Mr. Vidal would agree, I hear.

I think my not getting angrified at the couch-potato-with-a-pill taps into how fluid individual borders are, where the sense of self stops? I’d need a more impermeable border to segregate off another person’s triumph or defeat, and the cell walls here allow ALOT of transport.

I was just thinking that a world where everyone was smart and strong would be a better, cooler one. There would always be personal achievement to glory in, the margins would just get smaller and more closely scrutinized? Kinda like the Olympics, where the champions have been so nearly matched, that tenths of a second can win or lose.

Anna Feruglio Dal Dan
Guest
Anna Feruglio Dal Dan
16 years ago

I’m with Bear on this: despite all the obvious benefits of running, I wouldn’t do it if it weren’t fun for me, because, well, because I am a lazy bastard fundamentally.
Of course I run a little bit and in London where the climate is never inimical to human life whatever the time of year, and whatever the bloody Londoners find to whinge about. (They should try a winter in Padua I say).
On the other hand, I am now in the situation where I have to sleep twelve hours a day and still feel cotton in my head or take a nice little pill and start to skip around wholly awake, so I can only say, bring on the pharmaceutics, please.

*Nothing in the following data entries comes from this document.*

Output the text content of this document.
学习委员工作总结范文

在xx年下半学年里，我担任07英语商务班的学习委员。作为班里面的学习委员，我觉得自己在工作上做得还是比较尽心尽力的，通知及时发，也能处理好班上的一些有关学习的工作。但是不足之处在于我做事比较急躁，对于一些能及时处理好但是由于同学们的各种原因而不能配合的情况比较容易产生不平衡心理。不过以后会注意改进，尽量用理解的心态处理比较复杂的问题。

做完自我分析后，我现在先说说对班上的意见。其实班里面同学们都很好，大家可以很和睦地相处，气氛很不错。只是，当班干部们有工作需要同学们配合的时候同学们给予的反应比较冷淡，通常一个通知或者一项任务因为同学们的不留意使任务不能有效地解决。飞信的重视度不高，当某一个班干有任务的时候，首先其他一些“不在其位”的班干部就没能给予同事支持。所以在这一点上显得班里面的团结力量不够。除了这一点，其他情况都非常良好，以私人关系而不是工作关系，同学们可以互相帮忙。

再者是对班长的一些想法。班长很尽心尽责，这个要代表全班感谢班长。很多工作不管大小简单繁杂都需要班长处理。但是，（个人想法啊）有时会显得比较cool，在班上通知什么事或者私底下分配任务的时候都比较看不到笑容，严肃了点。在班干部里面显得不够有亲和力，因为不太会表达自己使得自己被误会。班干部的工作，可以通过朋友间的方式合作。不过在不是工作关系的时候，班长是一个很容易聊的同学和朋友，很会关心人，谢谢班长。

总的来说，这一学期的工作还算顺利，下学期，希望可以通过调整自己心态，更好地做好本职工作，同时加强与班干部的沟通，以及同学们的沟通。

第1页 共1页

P.S. Just found your blog because a friend pointed me at the Vampire presentation after reading Blindsight and wanted more of the same. I work producing powerpoint presentation for Evil Capitalist Bastards day in day out, and I cannot express adequately how much fun it was for me. I tried pointing it out to a friend who’s in a depressive phase to cheer her up, but I think I backed out of it early on. Not everybody has the same sense of humor.

Madeline Ashby
Guest
Madeline Ashby
16 years ago

We were talking about this yesterday, and I think my critique could be summed up thusly:

Changes to body chemistry that rely on drugs or persistent, habitual alterations to blood sugar or metabolism cannot accurately be termed “hacks,” because hacks are changes which require repair. The Atkins diet, for example, is not a permanent alteration to pancreatic function — any Atkins survivor will tell you that the pancreas will still release more insulin when there is more sugar in the bloodstream, and those sugars will still be stored as fat unless used. Similarly, taking Paxil or Zoloft or any of the others is not a “mindhack,” because one does not stop taking those drugs — at least not very quickly. In fact, suddenly ceasing treatment is emphatically contraindicated because it will create, in some cases, an even wilder imbalance of seratonin. Slow re-wiring might be possible (some people do quit their pills, eventually) and perhaps that might be termed a “hack,” because it is a measurable change which can be repaired (or shattered anew, depending on one’s perspective). However, simply because one has learned to live more happily within the architecture of their own consciousness or body doesn’t mean that the architecture has been altered — one has merely adapted, or found a method to supplement that adaptation, a prosthesis.

Peter Watts
Guest
Peter Watts
16 years ago

Not that anyone’s still following this thread but I think that’s a really important distinction, one that distinguishes nicely between reality and geeky faux-hip marketing slogans.